Mientras ella medita, con una melancolía teñida de amargura, sobre ese porvenir imperial que ya no la afecta, los emisarios del Alto Consejo secreto se apresuran a ir a Mitau en busca de su prima Ana Ivánovna. Ésta los recibe con una benevolencia socarrona. En realidad, los espías desinteresados que mantiene en la corte ya la han informado del contenido de las cartas que le lleva la diputación del Alto Consejo. Sin embargo, no deja traslucir sus intenciones, lee sin pestañear la lista de las renuncias que le dictan los guardianes del régimen y declara acceder a todo. Ni siquiera parece contrariada por la obligación que se le impone de romper con su amante, Johann Bühren. Engañados por su actitud, a la vez digna y dócil, los plenipotenciarios no sospechan que, a sus espaldas, Ana ya se ha puesto de acuerdo con su indispensable favorito para que se reúna con ella, en Moscú o en San Petersburgo, cuando le indique que la vía está libre. Esta circunstancia es tanto más probable cuanto que, a juzgar por los rumores que le llegan a través de sus partidarios en Rusia, entre la pequeña nobleza hay muchos dispuestos a sublevarse contra los aristócratas de alto rango -los verjovniki, según la expresión popular-, acusados de querer usurpar los poderes de Su Majestad para incrementar los suyos. Incluso se dice que la Guardia, que siempre ha defendido los derechos sagrados de la monarquía, en caso de conflicto estaría dispuesta a intervenir del lado de la descendiente de Pedro el Grande.

Después de haber madurado su plan a escondidas, garantizado a la delegación su total sumisión y simulado despedirse definitivamente de Bühren, Ana se pone en camino, seguida de un séquito digno de una princesa de su rango.
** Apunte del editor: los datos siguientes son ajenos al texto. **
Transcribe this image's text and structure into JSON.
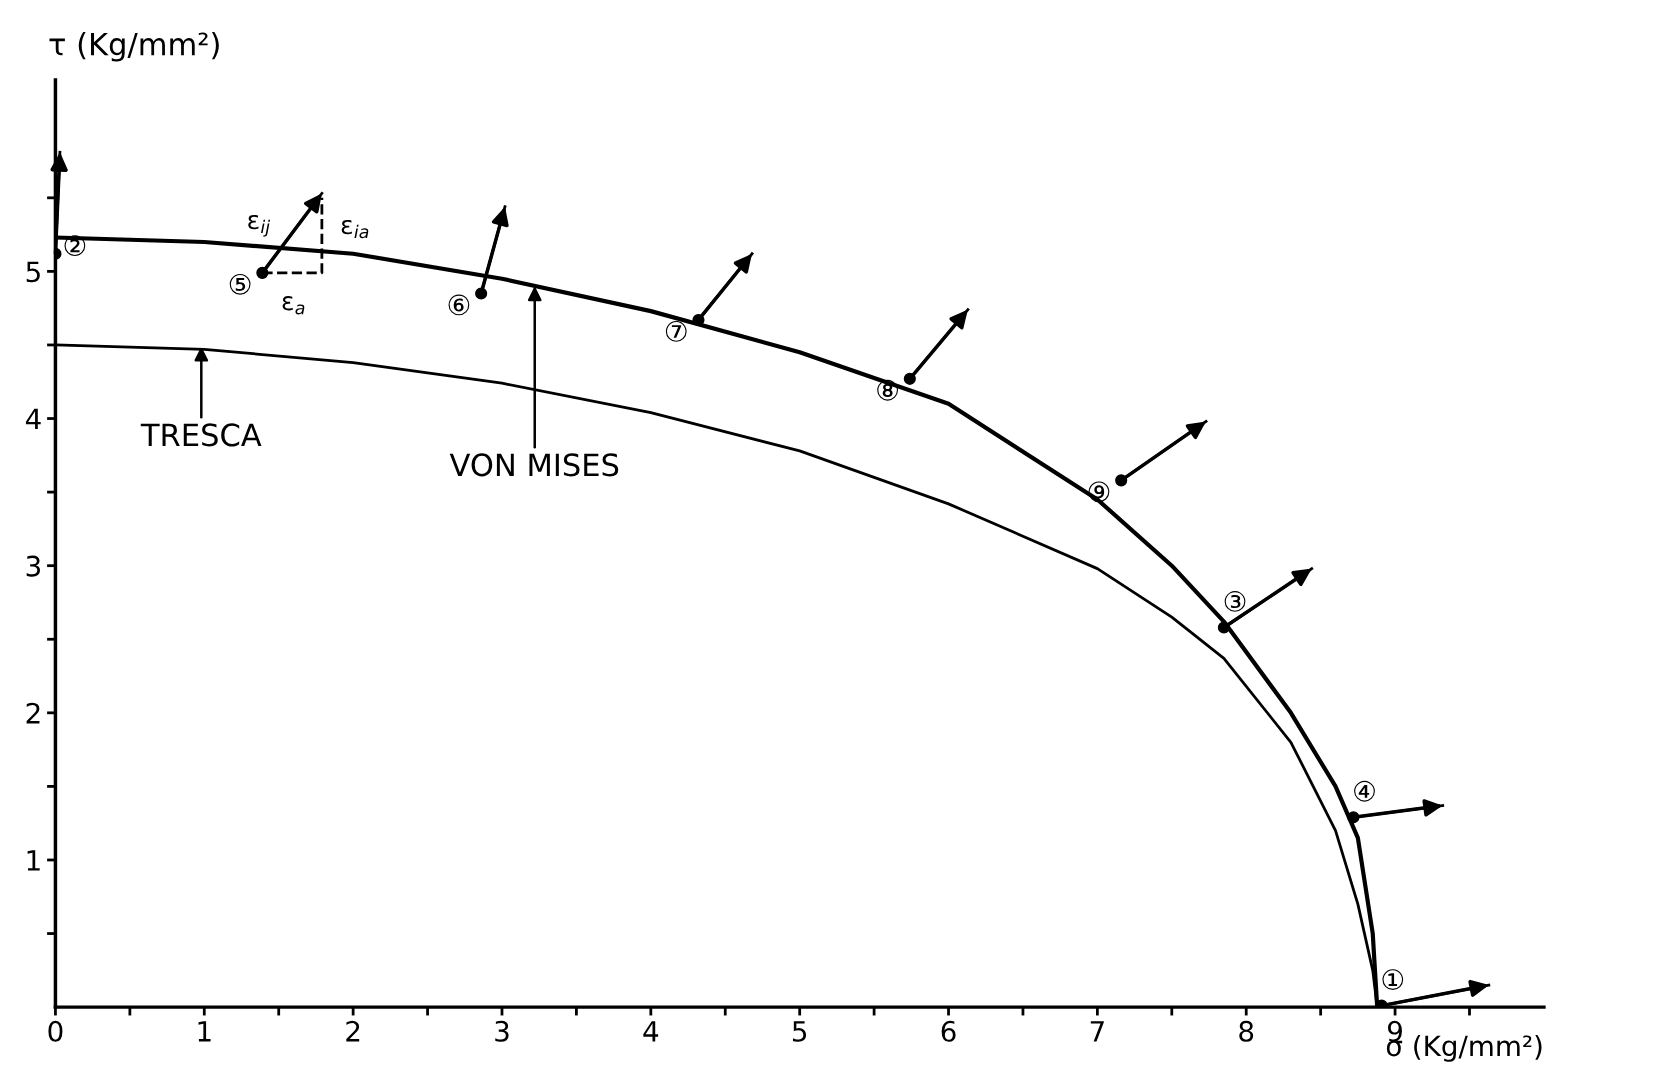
{
  "chart_data": {
    "type": "line",
    "xlabel": "σ (Kg/mm²)",
    "ylabel": "τ (Kg/mm²)",
    "xlim": [
      0,
      10
    ],
    "ylim": [
      0,
      6.3
    ],
    "xticks": [
      0,
      {
        "value": 0.5,
        "label": null
      },
      1,
      {
        "value": 1.5,
        "label": null
      },
      2,
      {
        "value": 2.5,
        "label": null
      },
      3,
      {
        "value": 3.5,
        "label": null
      },
      4,
      {
        "value": 4.5,
        "label": null
      },
      5,
      {
        "value": 5.5,
        "label": null
      },
      6,
      {
        "value": 6.5,
        "label": null
      },
      7,
      {
        "value": 7.5,
        "label": null
      },
      8,
      {
        "value": 8.5,
        "label": null
      },
      9,
      {
        "value": 9.5,
        "label": null
      }
    ],
    "yticks": [
      {
        "value": 0.5,
        "label": null
      },
      1,
      {
        "value": 1.5,
        "label": null
      },
      2,
      {
        "value": 2.5,
        "label": null
      },
      3,
      {
        "value": 3.5,
        "label": null
      },
      4,
      {
        "value": 4.5,
        "label": null
      },
      5,
      {
        "value": 5.5,
        "label": null
      }
    ],
    "grid": false,
    "legend": false,
    "series": [
      {
        "color": "#000000",
        "x": [
          0,
          1,
          2,
          3,
          4,
          5,
          6,
          7,
          7.5,
          7.85,
          8.3,
          8.6,
          8.75,
          8.85,
          8.88
        ],
        "values": [
          5.23,
          5.2,
          5.12,
          4.95,
          4.73,
          4.45,
          4.1,
          3.45,
          3.0,
          2.62,
          2.0,
          1.5,
          1.15,
          0.5,
          0
        ]
      },
      {
        "color": "#000000",
        "x": [
          0,
          1,
          2,
          3,
          4,
          5,
          6,
          7,
          7.5,
          7.85,
          8.3,
          8.6,
          8.75,
          8.85,
          8.88
        ],
        "values": [
          4.5,
          4.47,
          4.38,
          4.24,
          4.04,
          3.78,
          3.42,
          2.98,
          2.65,
          2.37,
          1.8,
          1.2,
          0.7,
          0.25,
          0
        ]
      },
      {
        "type": "scatter",
        "color": "#000000",
        "marker": "circle",
        "x": [
          8.91,
          0,
          7.85,
          8.72,
          1.39,
          2.86,
          4.32,
          5.74,
          7.16
        ],
        "values": [
          0.01,
          5.12,
          2.58,
          1.29,
          4.99,
          4.85,
          4.67,
          4.27,
          3.58
        ]
      },
      {
        "type": "line",
        "color": "#000000",
        "x": [
          0,
          0.03
        ],
        "values": [
          5.12,
          5.81
        ]
      },
      {
        "type": "line",
        "color": "#000000",
        "x": [
          1.39,
          1.79
        ],
        "values": [
          4.99,
          5.53
        ]
      },
      {
        "type": "line",
        "color": "#000000",
        "line_style": "dashed",
        "x": [
          1.39,
          1.79,
          1.79
        ],
        "values": [
          4.99,
          4.99,
          5.5
        ]
      },
      {
        "type": "line",
        "color": "#000000",
        "x": [
          2.86,
          3.02
        ],
        "values": [
          4.85,
          5.44
        ]
      },
      {
        "type": "line",
        "color": "#000000",
        "x": [
          4.32,
          4.68
        ],
        "values": [
          4.67,
          5.12
        ]
      },
      {
        "type": "line",
        "color": "#000000",
        "x": [
          5.74,
          6.13
        ],
        "values": [
          4.27,
          4.74
        ]
      },
      {
        "type": "line",
        "color": "#000000",
        "x": [
          7.16,
          7.73
        ],
        "values": [
          3.58,
          3.98
        ]
      },
      {
        "type": "line",
        "color": "#000000",
        "x": [
          7.85,
          8.44
        ],
        "values": [
          2.58,
          2.98
        ]
      },
      {
        "type": "line",
        "color": "#000000",
        "x": [
          8.72,
          9.32
        ],
        "values": [
          1.29,
          1.37
        ]
      },
      {
        "type": "line",
        "color": "#000000",
        "x": [
          8.91,
          9.63
        ],
        "values": [
          0.01,
          0.15
        ]
      }
    ],
    "annotations": [
      {
        "text": "TRESCA",
        "x": 0.98,
        "y": 4.49
      },
      {
        "text": "VON MISES",
        "x": 3.22,
        "y": 4.9
      },
      {
        "text": "①",
        "x": 8.91,
        "y": 0.01
      },
      {
        "text": "②",
        "x": 0,
        "y": 5.12
      },
      {
        "text": "③",
        "x": 7.85,
        "y": 2.58
      },
      {
        "text": "④",
        "x": 8.72,
        "y": 1.29
      },
      {
        "text": "⑤",
        "x": 1.39,
        "y": 4.99
      },
      {
        "text": "⑥",
        "x": 2.86,
        "y": 4.85
      },
      {
        "text": "⑦",
        "x": 4.32,
        "y": 4.67
      },
      {
        "text": "⑧",
        "x": 5.74,
        "y": 4.27
      },
      {
        "text": "⑨",
        "x": 7.16,
        "y": 3.58
      },
      {
        "text": "ε$_{ij}$",
        "x": 1.59,
        "y": 5.26
      },
      {
        "text": "ε$_{ia}$",
        "x": 1.79,
        "y": 5.3
      },
      {
        "text": "ε$_{a}$",
        "x": 1.6,
        "y": 4.99
      }
    ]
  }
}
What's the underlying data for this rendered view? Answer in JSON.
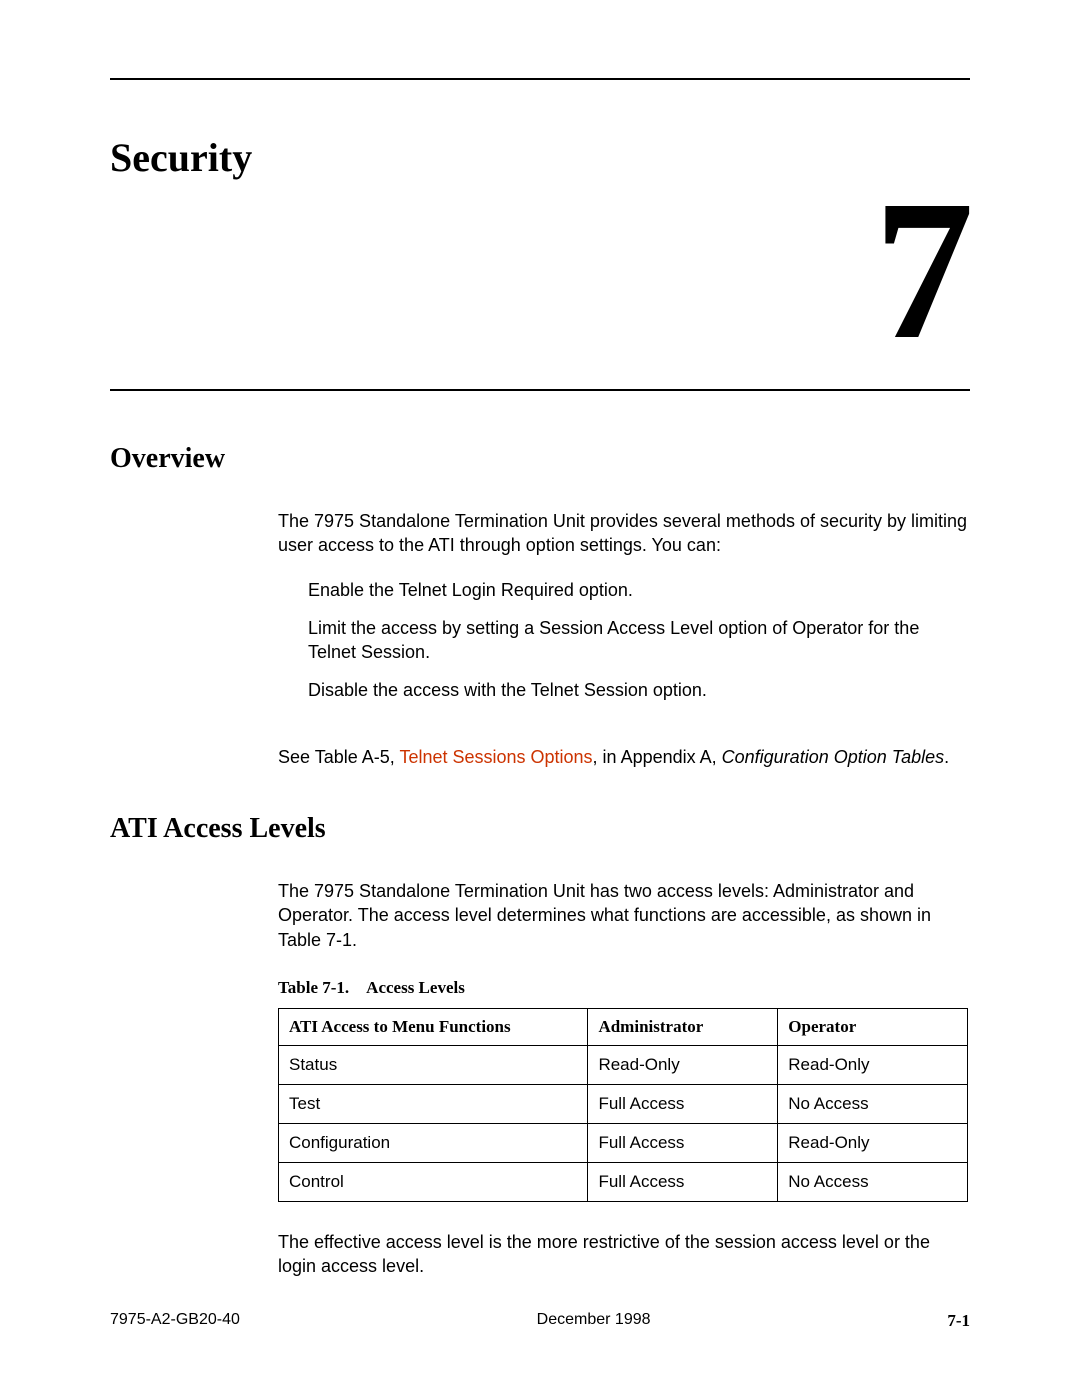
{
  "chapter": {
    "title": "Security",
    "number": "7"
  },
  "overview": {
    "heading": "Overview",
    "intro": "The 7975 Standalone Termination Unit provides several methods of security by limiting user access to the ATI through option settings. You can:",
    "bullets": [
      "Enable the Telnet Login Required option.",
      "Limit the access by setting a Session Access Level option of Operator for the Telnet Session.",
      "Disable the access with the Telnet Session option."
    ],
    "see_prefix": "See Table A-5, ",
    "see_link": "Telnet Sessions Options",
    "see_mid": ", in Appendix A, ",
    "see_italic": "Configuration Option Tables",
    "see_suffix": "."
  },
  "access_levels": {
    "heading": "ATI Access Levels",
    "intro": "The 7975 Standalone Termination Unit has two access levels: Administrator and Operator. The access level determines what functions are accessible, as shown in Table 7-1.",
    "table_caption": "Table 7-1. Access Levels",
    "columns": [
      "ATI Access to Menu Functions",
      "Administrator",
      "Operator"
    ],
    "rows": [
      [
        "Status",
        "Read-Only",
        "Read-Only"
      ],
      [
        "Test",
        "Full Access",
        "No Access"
      ],
      [
        "Configuration",
        "Full Access",
        "Read-Only"
      ],
      [
        "Control",
        "Full Access",
        "No Access"
      ]
    ],
    "footer_text": "The effective access level is the more restrictive of the session access level or the login access level."
  },
  "footer": {
    "doc_id": "7975-A2-GB20-40",
    "date": "December 1998",
    "page": "7-1"
  },
  "colors": {
    "link_color": "#cc3300",
    "text_color": "#000000",
    "background": "#ffffff"
  }
}
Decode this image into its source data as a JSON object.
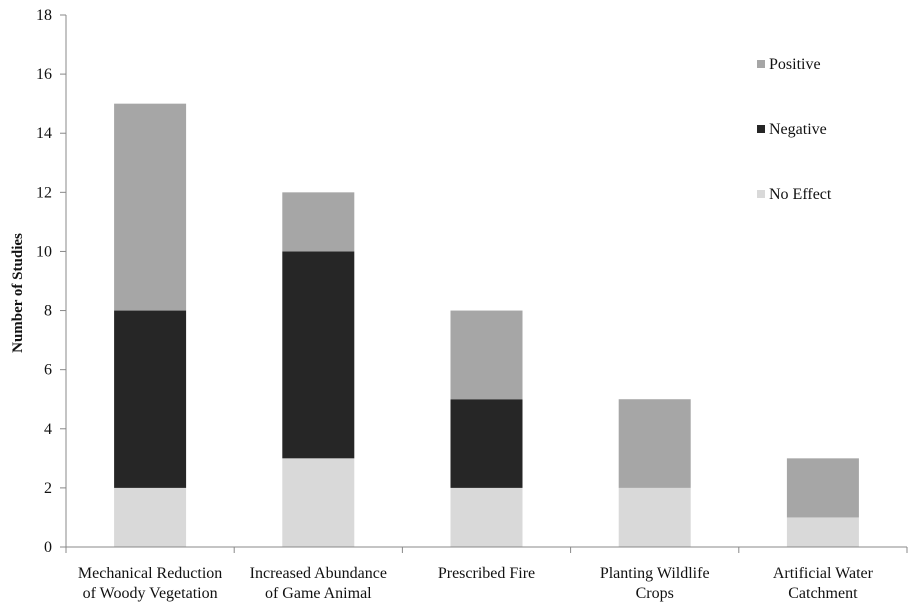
{
  "chart_data": {
    "type": "bar",
    "stacked": true,
    "categories": [
      [
        "Mechanical Reduction",
        "of Woody Vegetation"
      ],
      [
        "Increased Abundance",
        "of Game Animal"
      ],
      [
        "Prescribed Fire"
      ],
      [
        "Planting Wildlife",
        "Crops"
      ],
      [
        "Artificial Water",
        "Catchment"
      ]
    ],
    "series": [
      {
        "name": "No Effect",
        "color": "#d9d9d9",
        "values": [
          2,
          3,
          2,
          2,
          1
        ]
      },
      {
        "name": "Negative",
        "color": "#262626",
        "values": [
          6,
          7,
          3,
          0,
          0
        ]
      },
      {
        "name": "Positive",
        "color": "#a6a6a6",
        "values": [
          7,
          2,
          3,
          3,
          2
        ]
      }
    ],
    "legend_order": [
      "Positive",
      "Negative",
      "No Effect"
    ],
    "legend_position": "top-right",
    "ylabel": "Number of Studies",
    "xlabel": "",
    "ylim": [
      0,
      18
    ],
    "yticks": [
      0,
      2,
      4,
      6,
      8,
      10,
      12,
      14,
      16,
      18
    ],
    "grid": false
  }
}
El 10 de febrero de 1730, se detiene en el pueblo de Vsiesviátskoie, a las puertas de Moscú. Las exequias de Pedro II deben celebrarse al día siguiente. No le dará tiempo a asistir, y ese impedimento la favorece. Además, como se enterará poco después, un escándalo ha marcado esa jornada de duelo: la prometida del difunto, Iekaterina Dolgoruki, ha exigido en el último momento ocupar un puesto en el cortejo entre los miembros de la familia imperial. Los verdaderos titulares de este privilegio se han negado a acogerla en sus filas. Al término de un intercambio de invectivas, Iekaterina ha regresado furiosa a su casa.

Estos incidentes son relatados con detalle a Ana, que los encuentra divertidos. Hacen que la calma y el silencio del pueblo de Vsiesviátskoie, sepultado bajo la nieve, le parezcan todavía más agradables. Pero debe pensar en su próxima entrada en la antigua capital de los zares. A fin de acrecentar su popularidad, ofrece una ronda de vodka a los destacamentos del regimiento Preobrazhenski y del regimiento de la Guardia montada que han ido a saludarla, y sin perder un momento se proclama a sí misma coronel de sus unidades y nombra a su principal colaborador, el conde Simón Andréievich Saltikov, teniente coronel. En cambio, a los miembros del Alto Consejo secreto, que le hacen una visita de cortesía, los recibe con una amabilidad distante, y finge sorpresa cuando el canciller Gavriil Golovkin se dispone a imponerle las insignias de la Orden de San Andrés, a las que tiene derecho como soberana. «¡Es verdad -observa con ironía, deteniendo su gesto-, había olvidado ponérmelas!» Y, llamando a uno de los hombres de su séquito, le indica que le ponga el gran cordón delante de las narices del canciller, atónito por semejante desprecio de los usos establecidos. Al retirarse, los miembros del Alto Consejo secreto se dicen, cada uno para sus adentros, que la zarina no será tan fácil de manejar como habían creído.

El 15 de febrero de 1730, Ana Ivánovna hace por fin su entrada solemne en Moscú, y el 19 del mismo mes tiene lugar la ceremonia de prestar juramento a Su Majestad en la catedral de la Asunción y en las principales iglesias de la ciudad. En vista de la mala disposición de la emperatriz hacia el Alto Consejo secreto, éste ha decidido hacer algunas concesiones y modificar ligeramente la redacción tradicional del «compromiso sobre el honor». Jurarán fidelidad «a Su Majestad y al Imperio» a fin de apaciguar todos los recelos. Luego, tras numerosos conciliábulos y en vista de los movimientos incontrolados entre los oficiales de la Guardia, se resignan a suavizar más, en la fórmula, las «restricciones» inicialmente previstas. Manteniendo su actitud enigmática y sonriente, Ana Ivánovna toma nota de estas pequeñas rectificaciones sin aprobarlas ni criticarlas. Recibe con aparente ternura a su prima Isabel Petrovna, acepta su besamanos y afirma que siente un gran afecto por su común familia. Antes de despedirla, incluso le promete que velará personalmente, en su calidad de soberana, para que jamás le falte nada en su retiro.

Ahora bien, pese a la sumisión y la benevolencia de que da muestra, no pierde de vista el objetivo que se marcó al partir del Mitau para regresar a Rusia. En la Guardia y en la pequeña y media nobleza, sus partidarios se preparan para una acción sorpresa. El 25 de febrero de 1730, mientras ocupa el trono rodeada de los miembros del Alto Consejo, entre la multitud de cortesanos que se agolpa en la gran sala del palacio Lefort irrumpen cientos de oficiales de la Guardia encabezados por el príncipe Alexéi Cherkaski, paladín declarado de la nueva emperatriz. Tomando la palabra, intenta explicar, en un discurso deshilvanado, que el documento que ha firmado Su Majestad por instigación del Alto Consejo secreto está en contradicción con los principios de la monarquía de derecho divino. En nombre de los millones de súbditos devotos a la causa de la Santa Rusia, suplica a la zarina que denuncie este acto monstruoso, reúna cuanto antes al Senado, la nobleza, los oficiales superiores y los eclesiásticos y les dicte su propia concepción del poder.